NOTE: During job execution of any kind, Dataprep by Trifacta never modifies source data. All transformation is performed on requested elements of the data. If the data needs to be retained for any period of time during use or transformation, it is stored in the browser or in the base storage layer. After the data has been used for the intended purpose, it is removed from temporary storage.
When you build your recipe in the Trifacta application, you can see in real-time the effects of the transformations that you are creating. When you wish to produce result sets of these transformations, you must run a job, which performs a separate set of execution steps on the data. Job execution is a separate process for the following reasons:
- In the Transformer page, you are working with a sample of your data. For larger volumes of data, the entire dataset cannot be represented in the browser effectively. So, to apply your recipe to the entire dataset, a separate set of actions must be performed.
- When working with large datasets, you need a running environment on a multi-node cluster that has been designed for parallel processing. Modern running environments are designed to break up data transformation jobs into separate pieces, each of which can be executed on a separate node and then returned to be assembled with the other job parts into the finished result set.
- Job execution can occur asynchronously. When you launch a job, a separate lightweight process assembles the necessary pieces for the job to be executed and then distributes these pieces accordingly. You can continue to work in the Transformer page while your results are being prepared with minimal impact on Trifacta application performance or your user experience.
Other features of job execution:
- Change the format of the source to a different format in the output.

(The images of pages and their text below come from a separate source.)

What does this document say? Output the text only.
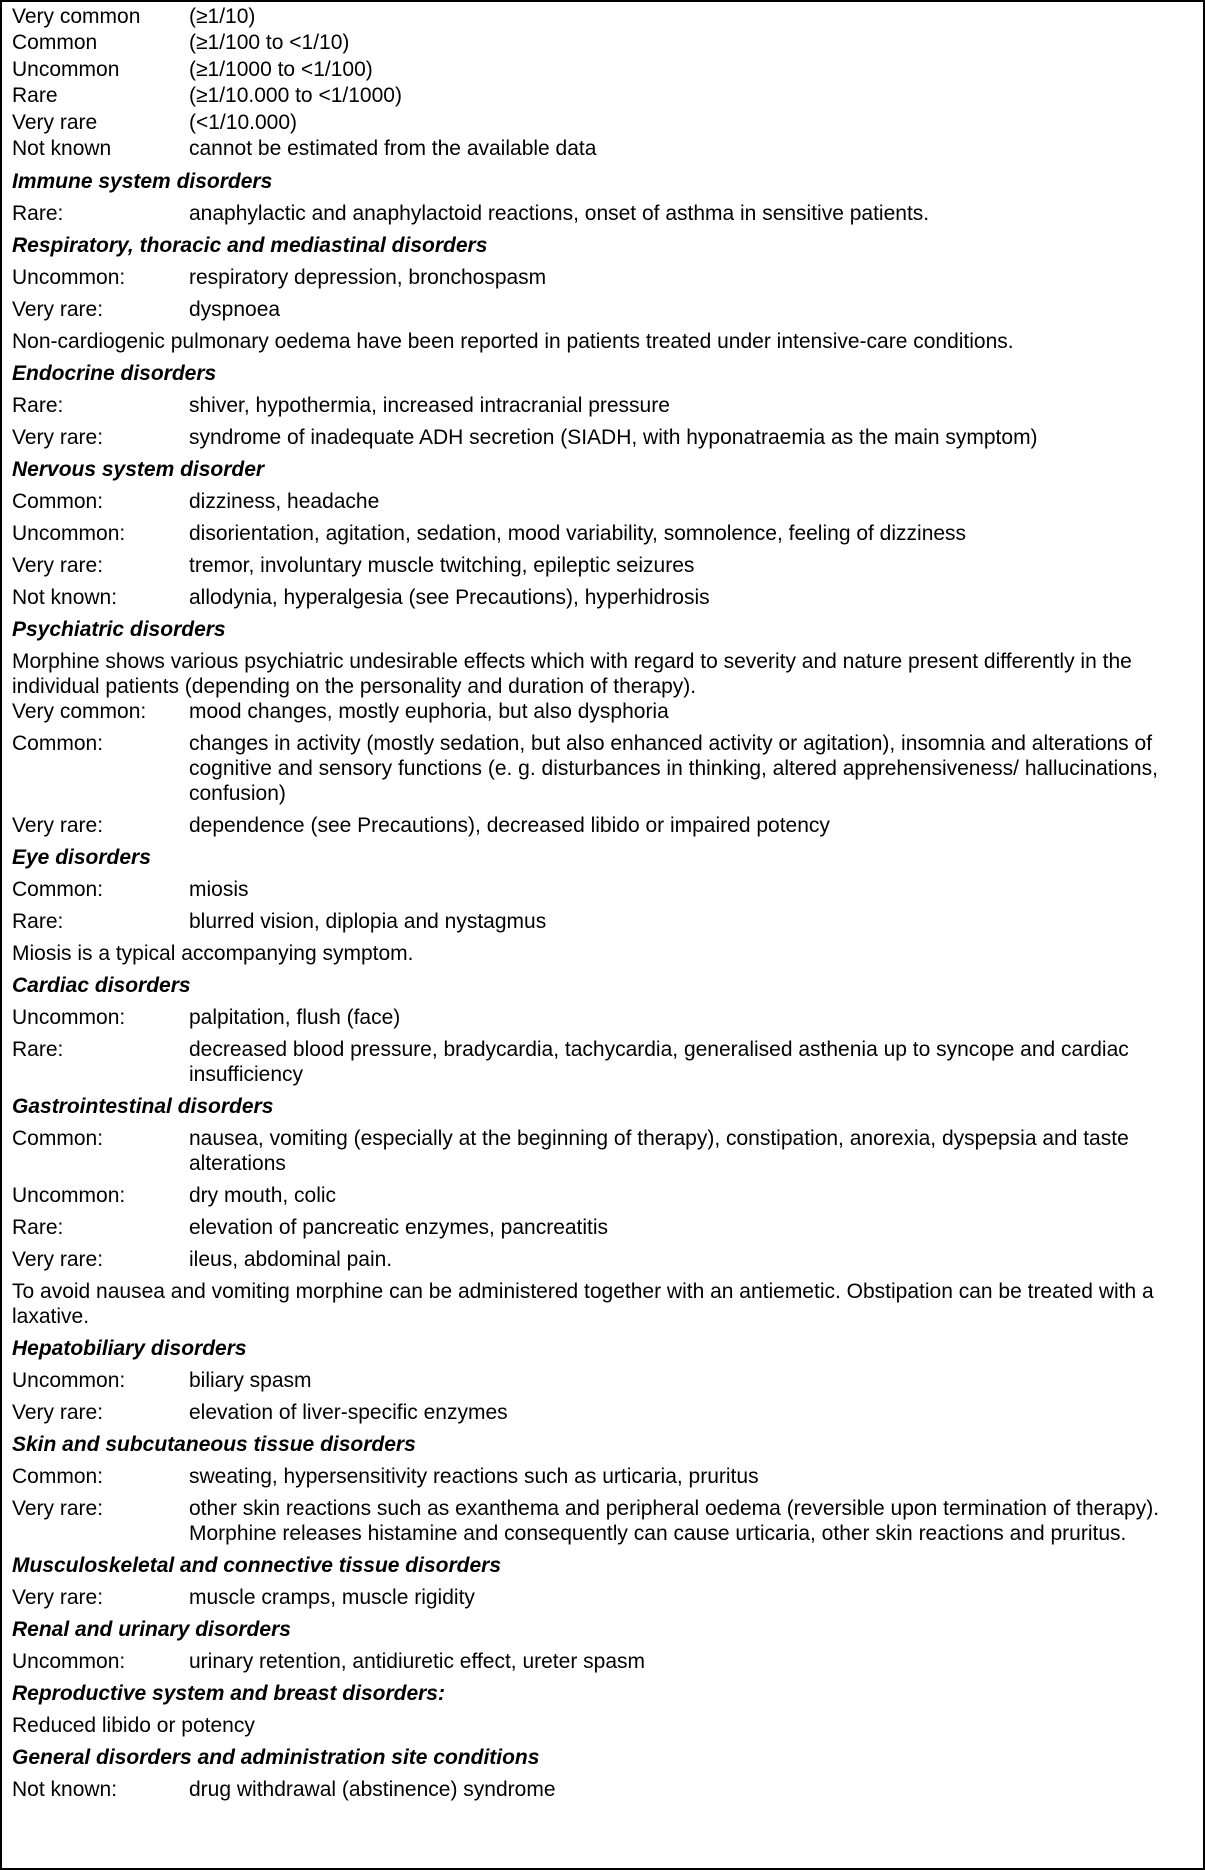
Very common	(≥1/10)
Common	(≥1/100 to <1/10)
Uncommon	(≥1/1000 to <1/100)
Rare	(≥1/10.000 to <1/1000)
Very rare	(<1/10.000)
Not known	cannot be estimated from the available data
Immune system disorders
Rare:	anaphylactic and anaphylactoid reactions, onset of asthma in sensitive patients.
Respiratory, thoracic and mediastinal disorders
Uncommon:	respiratory depression, bronchospasm
Very rare:	dyspnoea
Non-cardiogenic pulmonary oedema have been reported in patients treated under intensive-care conditions.
Endocrine disorders
Rare:	shiver, hypothermia, increased intracranial pressure
Very rare:	syndrome of inadequate ADH secretion (SIADH, with hyponatraemia as the main symptom)
Nervous system disorder
Common:	dizziness, headache
Uncommon:	disorientation, agitation, sedation, mood variability, somnolence, feeling of dizziness
Very rare:	tremor, involuntary muscle twitching, epileptic seizures
Not known:	allodynia, hyperalgesia (see Precautions), hyperhidrosis
Psychiatric disorders
Morphine shows various psychiatric undesirable effects which with regard to severity and nature present differently in the individual patients (depending on the personality and duration of therapy).
Very common:	mood changes, mostly euphoria, but also dysphoria
Common:	changes in activity (mostly sedation, but also enhanced activity or agitation), insomnia and alterations of cognitive and sensory functions (e. g. disturbances in thinking, altered apprehensiveness/ hallucinations, confusion)
Very rare:	dependence (see Precautions), decreased libido or impaired potency
Eye disorders
Common:	miosis
Rare:	blurred vision, diplopia and nystagmus
Miosis is a typical accompanying symptom.
Cardiac disorders
Uncommon:	palpitation, flush (face)
Rare:	decreased blood pressure, bradycardia, tachycardia, generalised asthenia up to syncope and cardiac insufficiency
Gastrointestinal disorders
Common:	nausea, vomiting (especially at the beginning of therapy), constipation, anorexia, dyspepsia and taste alterations
Uncommon:	dry mouth, colic
Rare:	elevation of pancreatic enzymes, pancreatitis
Very rare:	ileus, abdominal pain.
To avoid nausea and vomiting morphine can be administered together with an antiemetic. Obstipation can be treated with a laxative.
Hepatobiliary disorders
Uncommon:	biliary spasm
Very rare:	elevation of liver-specific enzymes
Skin and subcutaneous tissue disorders
Common:	sweating, hypersensitivity reactions such as urticaria, pruritus
Very rare:	other skin reactions such as exanthema and peripheral oedema (reversible upon termination of therapy). Morphine releases histamine and consequently can cause urticaria, other skin reactions and pruritus.
Musculoskeletal and connective tissue disorders
Very rare:	muscle cramps, muscle rigidity
Renal and urinary disorders
Uncommon:	urinary retention, antidiuretic effect, ureter spasm
Reproductive system and breast disorders:
Reduced libido or potency
General disorders and administration site conditions
Not known:	drug withdrawal (abstinence) syndrome
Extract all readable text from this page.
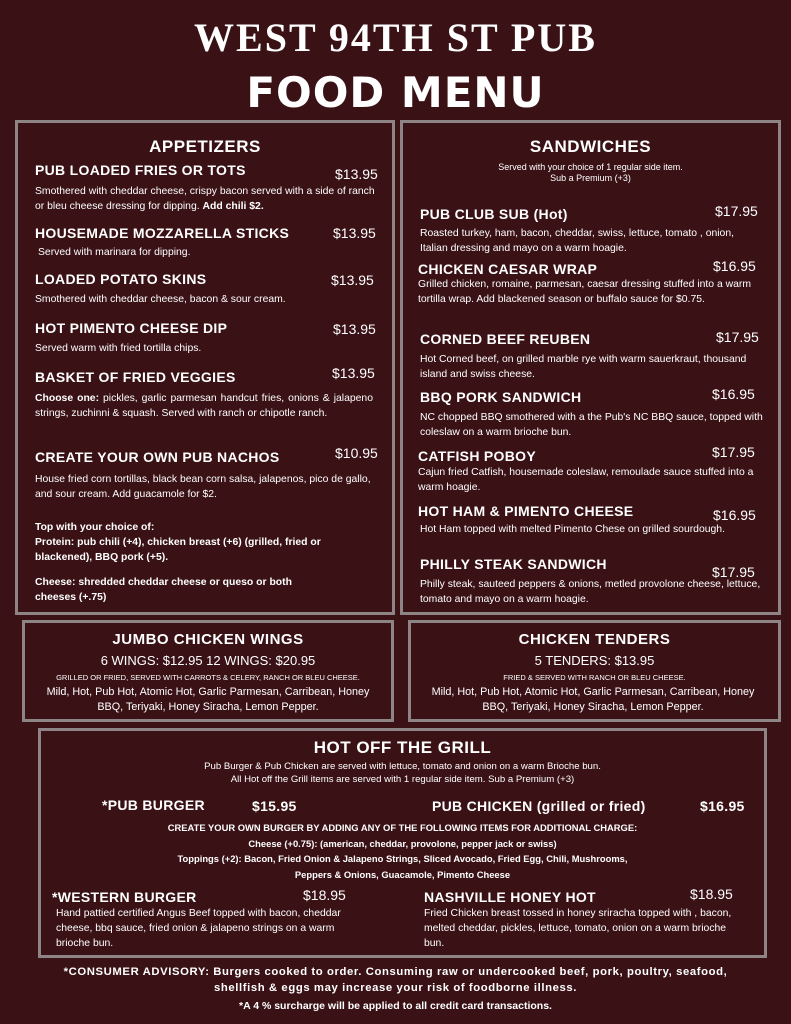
WEST 94TH ST PUB
FOOD MENU
APPETIZERS
PUB LOADED FRIES OR TOTS	$13.95
Smothered with cheddar cheese, crispy bacon served with a side of ranch or bleu cheese dressing for dipping. Add chili $2.
HOUSEMADE MOZZARELLA STICKS	$13.95
Served with marinara for dipping.
LOADED POTATO SKINS	$13.95
Smothered with cheddar cheese, bacon & sour cream.
HOT PIMENTO CHEESE DIP	$13.95
Served warm with fried tortilla chips.
BASKET OF FRIED VEGGIES	$13.95
Choose one: pickles, garlic parmesan handcut fries, onions & jalapeno strings, zuchinni & squash. Served with ranch or chipotle ranch.
CREATE YOUR OWN PUB NACHOS	$10.95
House fried corn tortillas, black bean corn salsa, jalapenos, pico de gallo, and sour cream. Add guacamole for $2.
Top with your choice of:
Protein: pub chili (+4), chicken breast (+6) (grilled, fried or blackened), BBQ pork (+5).
Cheese: shredded cheddar cheese or queso or both cheeses (+.75)
SANDWICHES
Served with your choice of 1 regular side item.
Sub a Premium (+3)
PUB CLUB SUB (Hot)	$17.95
Roasted turkey, ham, bacon, cheddar, swiss, lettuce, tomato , onion, Italian dressing and mayo on a warm hoagie.
CHICKEN CAESAR WRAP	$16.95
Grilled chicken, romaine, parmesan, caesar dressing stuffed into a warm tortilla wrap. Add blackened season or buffalo sauce for $0.75.
CORNED BEEF REUBEN	$17.95
Hot Corned beef, on grilled marble rye with warm sauerkraut, thousand island and swiss cheese.
BBQ PORK SANDWICH	$16.95
NC chopped BBQ smothered with a the Pub's NC BBQ sauce, topped with coleslaw on a warm brioche bun.
CATFISH POBOY	$17.95
Cajun fried Catfish, housemade coleslaw, remoulade sauce stuffed into a warm hoagie.
HOT HAM & PIMENTO CHEESE	$16.95
Hot Ham topped with melted Pimento Chese on grilled sourdough.
PHILLY STEAK SANDWICH	$17.95
Philly steak, sauteed peppers & onions, metled provolone cheese, lettuce, tomato and mayo on a warm hoagie.
JUMBO CHICKEN WINGS
6 WINGS: $12.95 12 WINGS: $20.95
GRILLED OR FRIED, SERVED WITH CARROTS & CELERY, RANCH OR BLEU CHEESE.
Mild, Hot, Pub Hot, Atomic Hot, Garlic Parmesan, Carribean, Honey BBQ, Teriyaki, Honey Siracha, Lemon Pepper.
CHICKEN TENDERS
5 TENDERS: $13.95
FRIED & SERVED WITH RANCH OR BLEU CHEESE.
Mild, Hot, Pub Hot, Atomic Hot, Garlic Parmesan, Carribean, Honey BBQ, Teriyaki, Honey Siracha, Lemon Pepper.
HOT OFF THE GRILL
Pub Burger & Pub Chicken are served with lettuce, tomato and onion on a warm Brioche bun.
All Hot off the Grill items are served with 1 regular side item. Sub a Premium (+3)
*PUB BURGER	$15.95	PUB CHICKEN (grilled or fried)	$16.95
CREATE YOUR OWN BURGER BY ADDING ANY OF THE FOLLOWING ITEMS FOR ADDITIONAL CHARGE:
Cheese (+0.75): (american, cheddar, provolone, pepper jack or swiss)
Toppings (+2): Bacon, Fried Onion & Jalapeno Strings, Sliced Avocado, Fried Egg, Chili, Mushrooms,
Peppers & Onions, Guacamole, Pimento Cheese
*WESTERN BURGER	$18.95
Hand pattied certified Angus Beef topped with bacon, cheddar cheese, bbq sauce, fried onion & jalapeno strings on a warm brioche bun.
NASHVILLE HONEY HOT	$18.95
Fried Chicken breast tossed in honey sriracha topped with , bacon, melted cheddar, pickles, lettuce, tomato, onion on a warm brioche bun.
*CONSUMER ADVISORY: Burgers cooked to order. Consuming raw or undercooked beef, pork, poultry, seafood, shellfish & eggs may increase your risk of foodborne illness.
*A 4 % surcharge will be applied to all credit card transactions.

- Change the location where the results are generated.
- Change file-based source data into table-based relational data on the output.
- Write multiple versions of the output at the same time.
- Jobs can also be scheduled.
- Jobs can also be executed using REST APIs, which enables automation of job execution. For more information on job execution via API, see API Workflow - Run Job.
The following types of jobs can be executed as part of normal operations of the product.
- A local job is one that is executed on the Trifacta node using services that are hosted on it.
- A remote job is executed through services that are not hosted on the Trifacta node.
Transformation job types
Informally, a "job" is considered any action that is performed on a set of data. Commonly, jobs refer to the process of transforming source data into output results. However:
- Transformation jobs are composed of a number of sub-jobs, which handle things like ingestion of data, transformation, and writing of results.
- In addition to jobs that transform data, there are other types of jobs. Discussed later.
For transformation job types, the following terms apply:
- Internal to the product, a job that is executed on one or more recipes in a flow is called a jobGroup.
- A jobGroup is composed of one or more of the job types listed below. Internal to the platform, these are called jobs.
The following diagram illustrates how these job types are related.
Tip: You can have one or more of each of these job types as part of a single jobGroup.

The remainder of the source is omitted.